Debt as of September 30, 2025 and September 30, 2024 was as follows:
(in thousands)September 30, 2025September 30, 2024
New Senior Secured Term Loan Facility due September 29, 2032$370,628 $371,952 
Senior Notes Due June 1, 2031400,000 400,000 
ABL Credit Facility— — 
Deferred financing costs(10,096)(7,114)
Total debt$760,532 $764,838 
Less: Current portion3,730 — 
Long-term debt$756,802 $764,838 

No principal payments were made on existing debt in fiscal 2023, fiscal 2024 or fiscal 2025.

As of September 30, 2025, future contractual maturities of long-term debt are as follows (in thousands):

2026$3,730 
20273,730 
20283,730 
20293,730 
20303,730 
2031 and thereafter754,350 
Total$773,000 

Senior Notes - On May 26, 2021, the Company completed the issuance and sale of the $400 million aggregate principal amount of 4.25% Senior Notes due 2031 (the “Senior Notes”) in a private offering. The Senior Notes were sold only to qualified institutional buyers in compliance with Rule 144A of the Securities Act of 1933, as amended (the “Securities Act”), and to non-U.S. persons outside of the United States in compliance with Regulation S of the Securities Act.
New Senior Secured Term Loan Facility - On May 26, 2021, the Company entered into a new $400 million senior secured term loan facility (the “New Senior Secured Term Loan Facility”). The New Senior Secured Term Loan Facility will mature on May 26, 2028 and borrowings thereunder bear interest at the rate of either (x) LIBOR (with a floor of 0.50%) plus 2.00% or (y) an alternate base rate (with a floor of 1.50%) plus 1.00%. The New Senior Secured Term Loan Facility has an annual amortization rate of 1.00%.
On March 15, 2023, the Company entered into an amendment to the New Senior Secured Term Loan Facility to implement a forward-looking interest rate based on the Secured Overnight Financing Rate (“SOFR”) in lieu of LIBOR, consisting of an applicable margin of 2.00% and a credit spread adjustment of (i) 0.11448% for a one-month interest period, (ii) 0.26161% for a three-month interest period and (iii) 0.42826% for a six-month interest period. The New Senior Secured Term Loan Facility will mature on May 26, 2028.
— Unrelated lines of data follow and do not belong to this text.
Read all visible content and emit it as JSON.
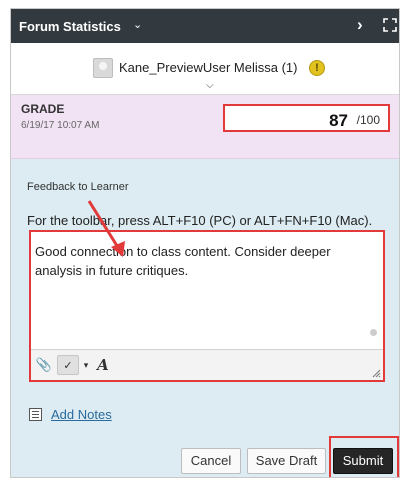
{
  "header": {
    "title": "Forum Statistics",
    "caret_icon": "chevron-down-icon",
    "next_icon": "chevron-right-icon",
    "expand_icon": "expand-icon",
    "background": "#333a3f"
  },
  "user": {
    "name": "Kane_PreviewUser Melissa (1)",
    "badge_icon": "warning-icon"
  },
  "grade": {
    "label": "GRADE",
    "date": "6/19/17 10:07 AM",
    "value": "87",
    "max": "/100"
  },
  "feedback": {
    "label": "Feedback to Learner",
    "instructions": "For the toolbar, press ALT+F10 (PC) or ALT+FN+F10 (Mac).",
    "text": "Good connection to class content.  Consider deeper analysis in future critiques."
  },
  "notes": {
    "link_label": "Add Notes"
  },
  "actions": {
    "cancel_label": "Cancel",
    "draft_label": "Save Draft",
    "submit_label": "Submit"
  },
  "colors": {
    "highlight": "#e23a3a",
    "grade_bg": "#f1e2f4",
    "panel_bg": "#dcecf2",
    "link": "#2b6a9c"
  }
}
On September 29, 2025, the Company entered into a new $373 million senior secured term loan facility (the “New Senior Secured Term Loan Facility”) pursuant to an amendment to its existing Term Loan Credit Agreement (the “Amendment”). The New Senior Secured Term Loan Facility will mature on the earlier of (i) September 29, 2032 and (ii) the date that is 91 days prior to the maturity of the Company’s existing senior notes due June 1, 2031 if more than $100 million of such senior notes remains outstanding as of such date. Borrowings under the New Senior Secured Term Loan Facility will bear interest at the rate of either (x) Term SOFR (with a floor of 0%) plus 2.00%, or (y) an alternate base rate (with a floor of 1.5%) plus 1.00%. The New Senior Secured Term Loan Facility has an annual amortization rate of 1.00%.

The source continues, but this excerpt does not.